- Huntington Center Location within Vermont Huntington Center Location within the United States
- Coordinates: 44°17′33″N 72°57′54″W﻿ / ﻿44.29250°N 72.96500°W
- Country: United States
- State: Vermont
- County: Chittenden
- Town: Huntington

Area
- • Total: 0.302 sq mi (0.782 km^{2})
- • Land: 0.300 sq mi (0.776 km^{2})
- • Water: 0.0023 sq mi (0.006 km^{2})
- Elevation: 702 ft (214 m)
- Time zone: UTC-5 (Eastern (EST))
- • Summer (DST): UTC-4 (EDT)
- ZIP Code: 05462 (Huntington)
- Area code: 802
- FIPS code: 50-34675
- GNIS feature ID: 2807136

= Huntington Center, Vermont =

Huntington Center is an unincorporated village and census-designated place (CDP) in the town of Huntington, Chittenden County, Vermont, United States.
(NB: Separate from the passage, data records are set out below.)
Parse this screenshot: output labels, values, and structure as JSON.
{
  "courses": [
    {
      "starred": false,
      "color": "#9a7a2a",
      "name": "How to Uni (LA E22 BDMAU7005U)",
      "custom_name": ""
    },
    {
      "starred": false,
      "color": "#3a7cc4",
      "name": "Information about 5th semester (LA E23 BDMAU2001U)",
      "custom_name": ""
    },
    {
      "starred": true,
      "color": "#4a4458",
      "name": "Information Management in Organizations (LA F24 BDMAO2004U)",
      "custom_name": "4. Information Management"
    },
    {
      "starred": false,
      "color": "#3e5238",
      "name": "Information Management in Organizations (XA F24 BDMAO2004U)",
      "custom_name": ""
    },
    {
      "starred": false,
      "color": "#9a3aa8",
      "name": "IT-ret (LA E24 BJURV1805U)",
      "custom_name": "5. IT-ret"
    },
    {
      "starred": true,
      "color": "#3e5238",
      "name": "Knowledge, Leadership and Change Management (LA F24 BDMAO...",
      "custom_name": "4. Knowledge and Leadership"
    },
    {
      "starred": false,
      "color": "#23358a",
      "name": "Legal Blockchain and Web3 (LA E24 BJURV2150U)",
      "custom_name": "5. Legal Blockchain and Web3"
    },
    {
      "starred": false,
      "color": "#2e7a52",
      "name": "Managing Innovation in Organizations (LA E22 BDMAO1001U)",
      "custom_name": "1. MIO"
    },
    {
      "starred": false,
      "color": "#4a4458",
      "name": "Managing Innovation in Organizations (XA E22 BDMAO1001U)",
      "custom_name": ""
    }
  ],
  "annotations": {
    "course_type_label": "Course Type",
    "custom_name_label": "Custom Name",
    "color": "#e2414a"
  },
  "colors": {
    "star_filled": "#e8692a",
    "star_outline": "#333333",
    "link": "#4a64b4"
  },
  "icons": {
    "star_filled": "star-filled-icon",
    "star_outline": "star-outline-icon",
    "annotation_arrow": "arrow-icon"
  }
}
It was first listed as a CDP prior to the 2020 census. As of the 2020 census, Huntington Center had a population of 156.

==Geography==

The village is in southeastern Chittenden County, near the western border of the town of Huntington, in the valley of the Huntington River, a north-flowing tributary of the Winooski River. It is 2.5 mi south of Huntington village and 3.5 mi north of Hanksville. Burlington is 23 mi to the northwest. 4083 ft Camel's Hump rises 4 mi to the northeast on the crest of the Green Mountains.